Healthcare Cost Control at the Crossroads

June 27, 2019

John McCracken, PhD

The cost of healthcare dominates today’s political discussion; the public consistently ranks it as the number one issue they want government to address.  So far, the discussion has centered on two polar opposite avenues of approach:

  • greater government control thorough various flavors of Medicare for All; or
  • unleashing the forces of market competition through greater healthcare price and quality transparency.

These two approaches to controlling cost are mutually exclusive.  Which one will prevail is presently in doubt, but the resolution may not be long in coming. 
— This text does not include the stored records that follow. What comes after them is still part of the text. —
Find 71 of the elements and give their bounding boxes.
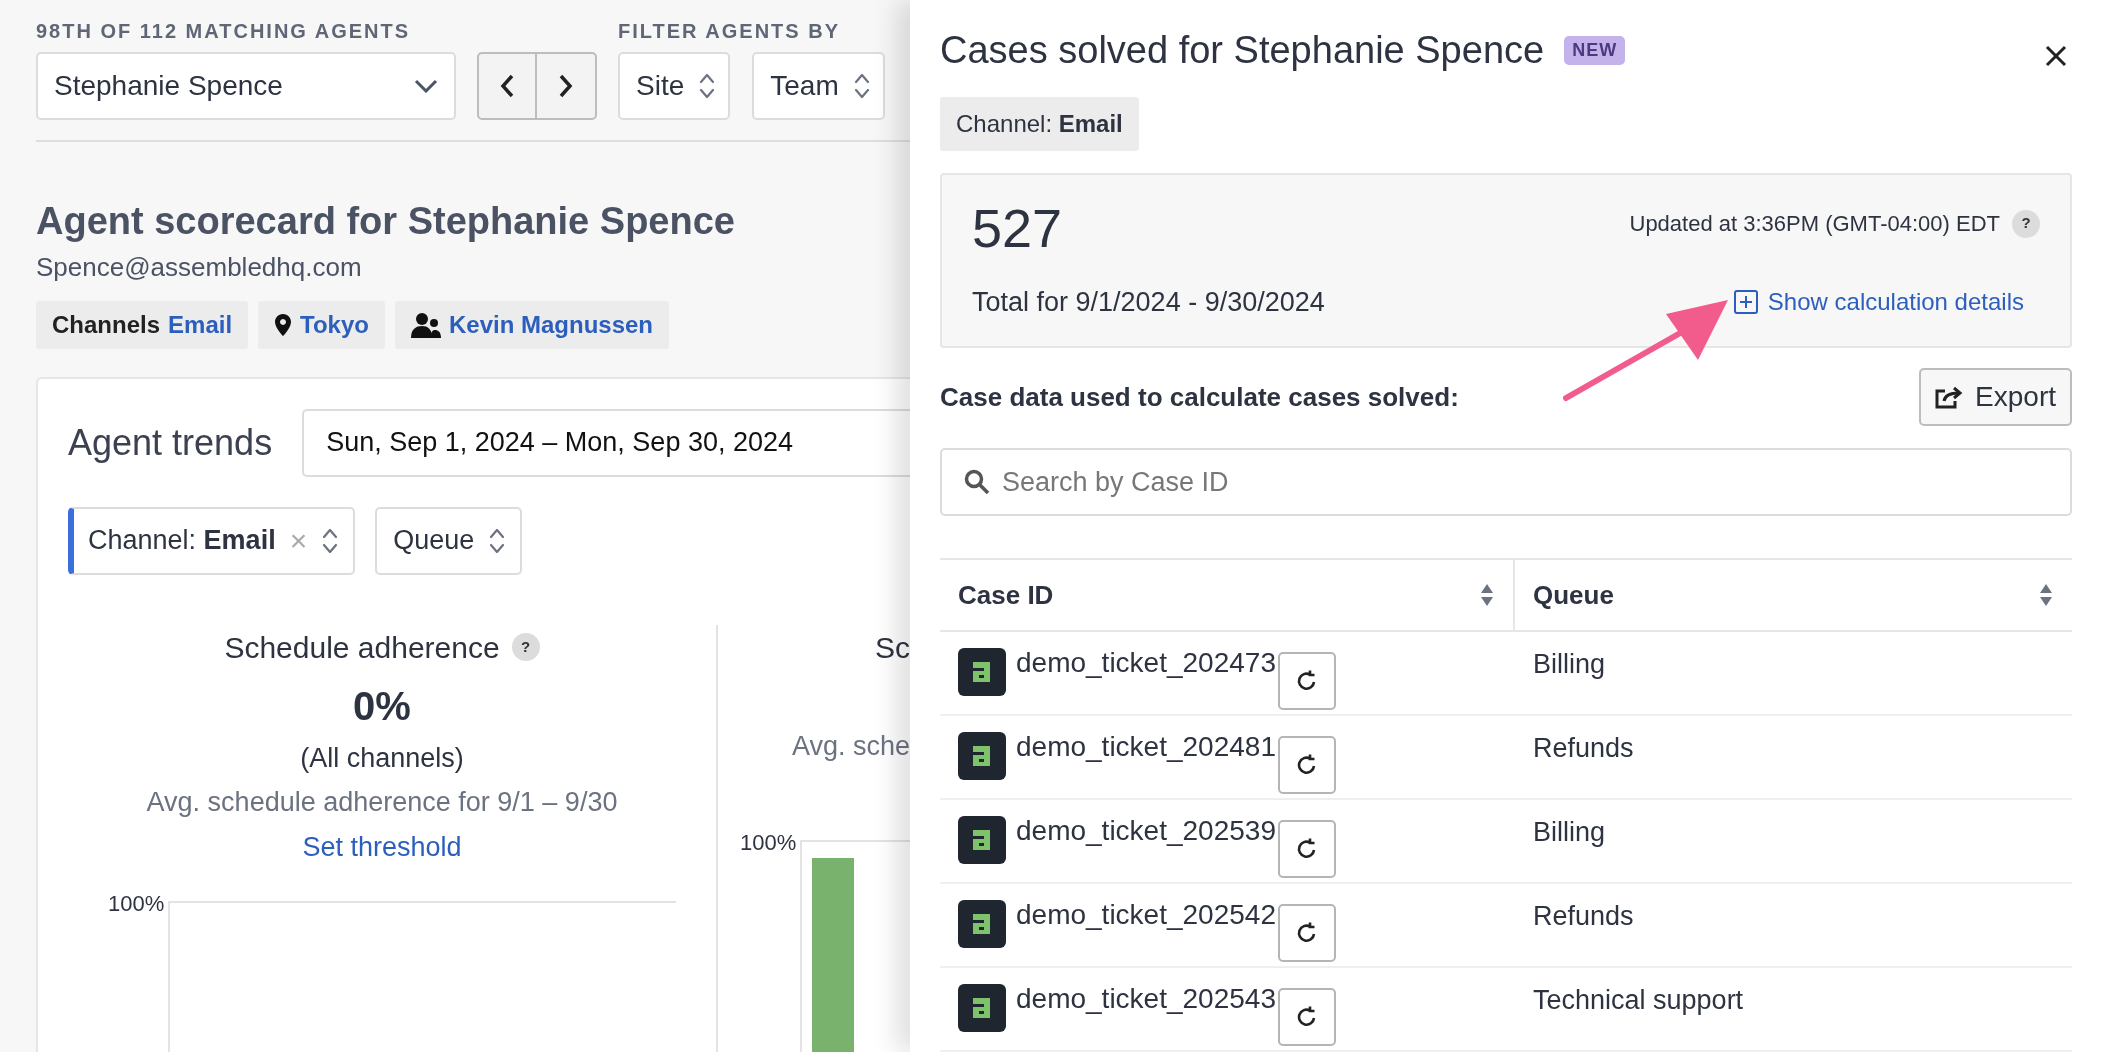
total-value: 527 (972, 201, 1063, 255)
metric-title: Sc (875, 629, 910, 666)
metric-caption: Avg. schedule adherence for 9/1 – 9/30 (146, 786, 618, 819)
app-logo-icon (958, 648, 1006, 696)
metric-value: 0% (353, 682, 411, 730)
axis-label: 100% (108, 890, 165, 918)
export-button[interactable]: Export (1919, 368, 2072, 426)
refresh-button[interactable] (1278, 736, 1336, 794)
app-logo-icon (958, 900, 1006, 948)
case-id: demo_ticket_202539 (1016, 814, 1276, 848)
column-header[interactable]: Case ID (940, 560, 1515, 630)
case-id: demo_ticket_202481 (1016, 730, 1276, 764)
set-threshold-link[interactable]: Set threshold (302, 826, 462, 867)
refresh-button[interactable] (1278, 820, 1336, 878)
chevron-down-icon (414, 79, 438, 93)
chevron-right-icon (559, 74, 573, 98)
help-icon[interactable]: ? (2012, 209, 2040, 238)
queue-name: Technical support (1533, 985, 1744, 1015)
app-logo-icon (958, 816, 1006, 864)
tag-label: Channels (52, 309, 161, 340)
filter-label: FILTER AGENTS BY (618, 19, 841, 44)
sort-icon (698, 71, 717, 101)
agent-select[interactable]: Stephanie Spence (36, 52, 456, 120)
metric-scope: (All channels) (300, 741, 464, 775)
app-logo-icon (958, 984, 1006, 1032)
panel-title: Cases solved for Stephanie Spence (940, 28, 1545, 73)
export-icon (1935, 385, 1964, 409)
new-badge: NEW (1564, 36, 1626, 65)
tag-link[interactable]: Email (168, 306, 233, 343)
section-title: Case data used to calculate cases solved: (940, 380, 1459, 414)
date-range-field[interactable]: Sun, Sep 1, 2024 – Mon, Sep 30, 2024 (302, 408, 910, 477)
case-id: demo_ticket_202543 (1016, 982, 1276, 1016)
trends-title: Agent trends (68, 420, 273, 465)
queue-name: Billing (1533, 817, 1606, 847)
metric-caption: Avg. sche (791, 729, 910, 763)
updated-time: Updated at 3:36PM (GMT-04:00) EDT (1629, 210, 2000, 238)
total-period: Total for 9/1/2024 - 9/30/2024 (972, 285, 1325, 319)
axis-label: 100% (740, 829, 797, 857)
people-icon (410, 311, 441, 338)
queue-name: Refunds (1533, 901, 1634, 931)
refresh-button[interactable] (1278, 652, 1336, 710)
filter-select[interactable]: Site (618, 52, 731, 120)
help-icon[interactable]: ? (511, 633, 540, 661)
sort-icon[interactable] (1479, 582, 1495, 608)
tag-link[interactable]: Tokyo (300, 306, 369, 343)
queue-name: Refunds (1533, 733, 1634, 763)
app-logo-icon (958, 732, 1006, 780)
queue-name: Billing (1533, 649, 1606, 679)
chevron-left-icon (500, 74, 514, 98)
search-field[interactable]: Search by Case ID (940, 448, 2072, 516)
sort-icon (852, 71, 871, 101)
sort-icon[interactable] (2038, 582, 2054, 608)
close-icon[interactable] (2044, 43, 2068, 68)
case-id: demo_ticket_202542 (1016, 898, 1276, 932)
channel-chip: Channel: Email (940, 97, 1139, 151)
agent-count-label: 98TH OF 112 MATCHING AGENTS (36, 19, 412, 44)
show-details-link[interactable]: Show calculation details (1733, 283, 2024, 320)
trend-filter[interactable]: Queue (375, 506, 523, 575)
case-id: demo_ticket_202473 (1016, 646, 1276, 680)
filter-select[interactable]: Team (752, 52, 885, 120)
refresh-button[interactable] (1278, 988, 1336, 1046)
column-header[interactable]: Queue (1515, 560, 2072, 630)
tag-link[interactable]: Kevin Magnussen (448, 306, 653, 343)
plus-square-icon (1733, 289, 1758, 314)
agent-email: Spence@assembledhq.com (36, 250, 363, 284)
scorecard-title: Agent scorecard for Stephanie Spence (36, 199, 736, 244)
trend-filter[interactable]: Channel: Email × (68, 506, 356, 575)
search-icon (964, 469, 990, 495)
refresh-button[interactable] (1278, 904, 1336, 962)
metric-title: Schedule adherence (224, 629, 500, 666)
location-pin-icon (274, 312, 293, 337)
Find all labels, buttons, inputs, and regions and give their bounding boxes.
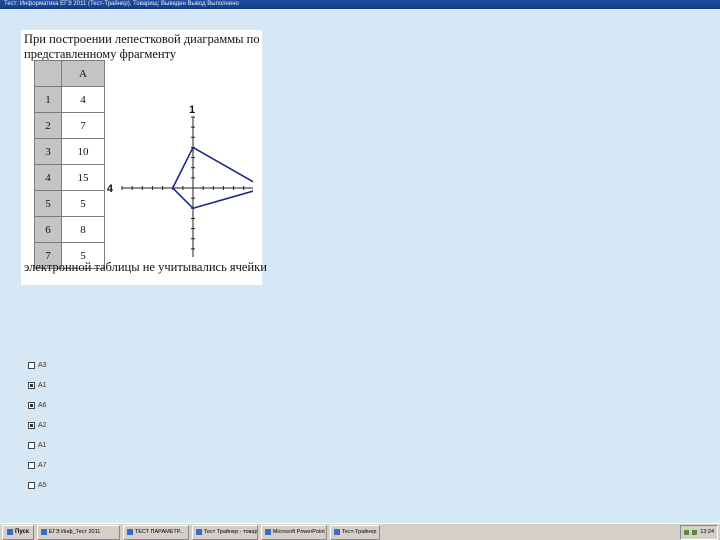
sheet-row: 3 10 (34, 138, 105, 165)
corner-cell (34, 60, 62, 87)
value-cell: 4 (61, 86, 105, 113)
answer-option[interactable]: A1 (28, 435, 47, 455)
sheet-row: 27 (34, 112, 105, 139)
answer-option[interactable]: A2 (28, 415, 47, 435)
sheet-row: 4 15 (34, 164, 105, 191)
window-title: Тест: Информатика ЕГЭ 2011 (Тест-Трайнер… (4, 1, 239, 7)
taskbar-window-label: ТЕСТ ПАРАМЕТР... (134, 529, 184, 535)
answer-checkbox[interactable] (28, 481, 35, 489)
answer-label: A6 (38, 401, 47, 409)
answer-option[interactable]: A1 (28, 375, 47, 395)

Medicare for All is a central theme for a majority of the Democrats running for President.  Candidate proposals range from a single government payer and the elimination of private insurance at one extreme (Sen. Sanders) to allowing people age 50-64 the option of buying into Medicare, with premium and cost-sharing subsidies for lower income people (Sens. Booker, Harris, Gillibrand and Klobuchar).  Polling by the Kaiser Family Foundation shows that 77% of the public favors a Medicare purchase option, while 56% say they favor a national plan in which all Americans would get their insurance through a single government plan. 

Whatever Democratic consensus finally emerges, it’s likely to be accompanied by an expansion of the federal government’s role in setting clinical prices and an attempt to restrain total spending through global budgets.  It’s this prospective government control over healthcare price setting—not financing—that has the potential to have the most perverse economic effect. 

Government price setting would freeze relative prices of medical services.  In a well-functioning market, relative prices of complimentary or alternative services are free to adjust to reflect constantly changing technology and consumer demand, facilitating optimal supply and the flow of resources into their most efficient use.  This is impossible when relative prices are prospectively set either by the Federal government or a large Medicare managed care plan. 

In contrast to Medicare for All, there have been two recent policy initiatives to restrain spending by promoting greater competition through provider price transparency.  In early March the Department of Health and Human Services indicated that it was considering a rule requiring healthcare providers to publicly disclose the secretly negotiated rates they charge insurers.   This was followed in June by a presidential Executive Order directing HHS to draft a rule that would require hospitals and the physicians they employ to publicize information on their negotiated rates with insurers for common and shoppable procedures. 

The outcry from the healthcare industry has been swift and predictably fierce.  The industry lobby is powerful—in 2018 (a non-election year) it spent more than $558 million in lobbying, more than any other U.S. industry—and has advanced the counterintuitive argument that price disclosure would raise prices, not lower them.  There is certain to be considerable opposition as well as litigation as industry groups representing hospitals, physicians and insurers attempt to derail the initiative.  

A second initiative has come from the powerful Senate Health, Education, Labor and Pensions (HELP) committee in the form of a propose Lower Health Care Costs Act of 2019.  Title III of the Act would ban gag clauses in contracts between providers and health plans that block consumers and employers from seeing actual cost and quality data on providers.  It also would prevent anti-tiering and anti-steering clauses that restrict payers from directing patients to the most cost-effective providers. 

While the healthcare industry has marshalled its considerable resources to slow the movement toward true cost and quality transparency, employers—who sponsor insurance for 158 million Americans and thus have a vested interest in the outcome—have been notably silent.  Whether through indifference or simple inertia, employers have not been a vocal force for greater industry transparency.   

Some industry participants argue that the combination of high deductibles and value-based payments—even in the absence of price and quality transparency—eventually will suffice to restrain costs. But, without knowledge of binding prices and robust data on quality of care, it is impossible for patients to shop for cost-effective care.  Relying on high deductibles and value-based payments alone to contain costs is like trying to talk a cat down out of a tree. 

Which is it going to be that finally restrains healthcare inflation: government administered prices or market competition?  Only the heavy hand of government or the competitive forces of informed patient demand ultimately are capable of restraining the growth of healthcare inflation.  The stakes are high and the jury is still out. 


John McCracken is Director of the Alliance for Physician Leadership, an educational partnership between the University of Texas at Dallas and The University of Texas Southwestern Medical Center which offers an MS/MBA program in healthcare leadership and management exclusively for physicians.